Women On Top: Getting More Females in Higher Positions

Updated: Dec 21, 2019

As of December 2019, only 5.2% (26) of CEO positions at S&P 500 companies were held by women and only 24% of S&P 500 directors are female – an average of 2.6 females per board. Individual C-suite roles see less than 20% representation (except chief human resources officer, a department traditionally regarded as female) across all industries. This lack of female representation still occurs despite a Pew Research Center survey, which found that most Americans (59%) would like to see more women in top executive positions in business.


One of the major factors that has led to a lack of females in C-suite roles is that most CEOs are promoted from other C-suite positions. A 2018 study conducted by Christ Kolder, found that 40% of CEOs at the time were promoted from the COO role. The low representation of females at the C-Suite level (especially the second highest company roles such as COO and CFO which females only make up 8 and 10% respectively) plays a pivotal role in the lack of female CEOs. According to a report by Spencer Stuart, companies with a female CEO have more female board directors than those led by men (33% versus only 23.5%, respectively). Additionally, in an experiment conducted by the Harvard Business School, researchers found that female employers were much more likely to hire women than male employers were. According to the Women in the Workplace 2019 study published by LeanIn.org and McKinsey & Company, more women are earning bachelor’s degrees than men, but are still less likely to be hired into entry-level positions. Women are also less likely to be hired or promoted in managerial roles. Overall, this study concluded that only 72 women are promoted to manager for every 100 men. This disparity is more pronounced for women of color, where only 58 Black women are promoted for every 100 men and only 68 Latina women are promoted for every 100 men.


Among the multitude of issues that women face upon entering the workforce, sexual harassment remains one of the most pervasive. According to the same Women in the Workplace 2019 study, 41% of women surveyed experienced sexual harassment at some point in their career. Additionally, 73% of women were subjected to microaggressions such as demeaning comments, having to prove their value more or being mistaken for having a title below theirs. According to Catalyst, minority women often pay an “emotional tax” (feeling on guard because of the expectation of bias, exclusion or discrimination), which causes many to leave their companies. Furthermore, according to an Academy of Management study, white male managers react poorly to the appointment of a female or minority CEO. They are less likely to be helpful to colleagues especially those who are minorities. Overall, the path for females to succeed is not easy.

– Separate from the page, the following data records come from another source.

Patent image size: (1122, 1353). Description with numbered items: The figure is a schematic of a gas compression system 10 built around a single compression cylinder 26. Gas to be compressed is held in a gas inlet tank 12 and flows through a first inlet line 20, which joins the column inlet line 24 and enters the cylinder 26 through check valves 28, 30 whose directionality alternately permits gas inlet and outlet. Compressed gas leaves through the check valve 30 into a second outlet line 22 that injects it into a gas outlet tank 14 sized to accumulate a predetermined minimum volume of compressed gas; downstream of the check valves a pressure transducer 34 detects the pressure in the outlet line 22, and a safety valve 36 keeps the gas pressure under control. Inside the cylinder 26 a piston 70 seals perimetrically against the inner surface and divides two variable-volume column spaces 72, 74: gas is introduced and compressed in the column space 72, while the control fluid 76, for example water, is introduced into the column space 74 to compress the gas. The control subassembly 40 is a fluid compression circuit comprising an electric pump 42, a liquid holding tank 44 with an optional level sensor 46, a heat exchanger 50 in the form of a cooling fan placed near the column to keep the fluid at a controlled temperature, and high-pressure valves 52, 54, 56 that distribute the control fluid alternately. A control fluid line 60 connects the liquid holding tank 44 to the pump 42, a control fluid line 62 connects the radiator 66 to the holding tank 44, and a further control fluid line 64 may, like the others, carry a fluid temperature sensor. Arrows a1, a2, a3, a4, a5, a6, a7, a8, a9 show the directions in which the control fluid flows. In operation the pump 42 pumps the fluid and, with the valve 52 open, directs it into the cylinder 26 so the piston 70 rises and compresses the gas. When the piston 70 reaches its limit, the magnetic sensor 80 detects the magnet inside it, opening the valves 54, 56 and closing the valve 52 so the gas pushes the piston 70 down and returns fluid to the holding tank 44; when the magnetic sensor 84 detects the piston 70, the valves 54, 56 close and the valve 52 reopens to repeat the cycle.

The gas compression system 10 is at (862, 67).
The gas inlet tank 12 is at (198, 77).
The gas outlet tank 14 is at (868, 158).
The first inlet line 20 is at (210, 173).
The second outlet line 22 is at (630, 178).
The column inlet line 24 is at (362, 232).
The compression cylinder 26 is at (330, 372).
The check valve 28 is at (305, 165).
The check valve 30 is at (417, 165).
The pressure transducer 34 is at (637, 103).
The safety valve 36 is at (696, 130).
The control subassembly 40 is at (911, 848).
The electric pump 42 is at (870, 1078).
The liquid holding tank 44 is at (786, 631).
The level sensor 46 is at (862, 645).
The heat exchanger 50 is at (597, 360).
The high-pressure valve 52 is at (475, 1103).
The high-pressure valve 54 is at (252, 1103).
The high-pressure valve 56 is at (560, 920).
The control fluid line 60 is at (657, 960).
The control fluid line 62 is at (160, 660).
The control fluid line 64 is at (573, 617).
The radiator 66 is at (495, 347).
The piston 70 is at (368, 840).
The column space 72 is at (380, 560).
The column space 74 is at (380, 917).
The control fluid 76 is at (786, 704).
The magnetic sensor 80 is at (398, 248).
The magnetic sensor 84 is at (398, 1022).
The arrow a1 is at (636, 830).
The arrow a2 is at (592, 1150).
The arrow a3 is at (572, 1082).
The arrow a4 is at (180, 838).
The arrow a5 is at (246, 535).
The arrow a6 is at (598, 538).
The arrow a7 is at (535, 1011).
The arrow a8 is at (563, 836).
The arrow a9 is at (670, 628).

The lack of female representation in top roles has had profound impacts throughout all industries. For example, a study conducted by the Harvard Business Review concluded that for profitable firms, increasing female representation in leadership roles from 0% to 30% led to a 15% increase in net revenue margin. Additionally, a study conducted by McKinsey found a positive correlation between gender diversity on executive teams and two measures of financial performance. Companies in the top-quartile of executive-level gender diversity worldwide were 21% more likely to outperform their fourth-quartile industry peers on EBIT (Earnings Before Interest Taxes and Amortization) margin and 27% more likely to outperform them on longer-term value creation as measured by economic-profit margin. Similarly, a MSCI research study for 2011-2016 found that US companies that had a minimum of three female board members had a 10% increase in median gains in ROE (Return to Equity) and a 37% increase in EPS (Earnings Per Share). Conversely, companies with zero female board members experienced a 1% decrease in ROE and an 8% decrease in EPS.


Globally, there is also evidence that increasing female presence in companies leads to positive outcomes. An IMF study conducted on European companies concluded there was a positive correlation between ROA (Return on Assets) and the number of women in senior leadership roles. In China, a study of 2,000 companies published in the Journal of Corporate Finance found that companies with greater gender diversity on boards had an increased ROA and ROS (Return on Sales). Finally, a Peterson Institute for International Economics study of 21,980 firms in 91 countries found that having women in C-suite positions was positively correlated with net margins.


Overall, there are several measures that can be taken to increase the number of females in leadership roles. For example, legislation such as SB-826 in California – where companies would be required to have at least 25% (in some cases more) female representation – can be enacted to mandate the number of board members. Paradigm for Parity created a list of 5 best practices for companies to achieve gender parity that include: (1) address subtle or unconscious bias, (2) establish clear diversity targets and measure progress towards goals, (3) focus on key roles and redefine the path to leadership, (4) establish mentorship and sponsorship programs, and (5) provide flexibility and support towards work-life balance. Establishing clear diversity targets is crucial because according to the Women in The Workplace report, only 38% of corporations have gender representation targets. Moreover, in order to create a more gender diverse work environment, there needs to some accountability. According to the same report only 42% of companies hold senior leadership responsible for making progress towards gender equality. This percentage diminishes with holding managers and directors accountable. Finally, only 12% of companies share their gender diversity metrics with employees. This makes it extremely difficult to address subtle or unconscious bias because 88% of employees are unaware of these metrics and do not see a major commitment to change.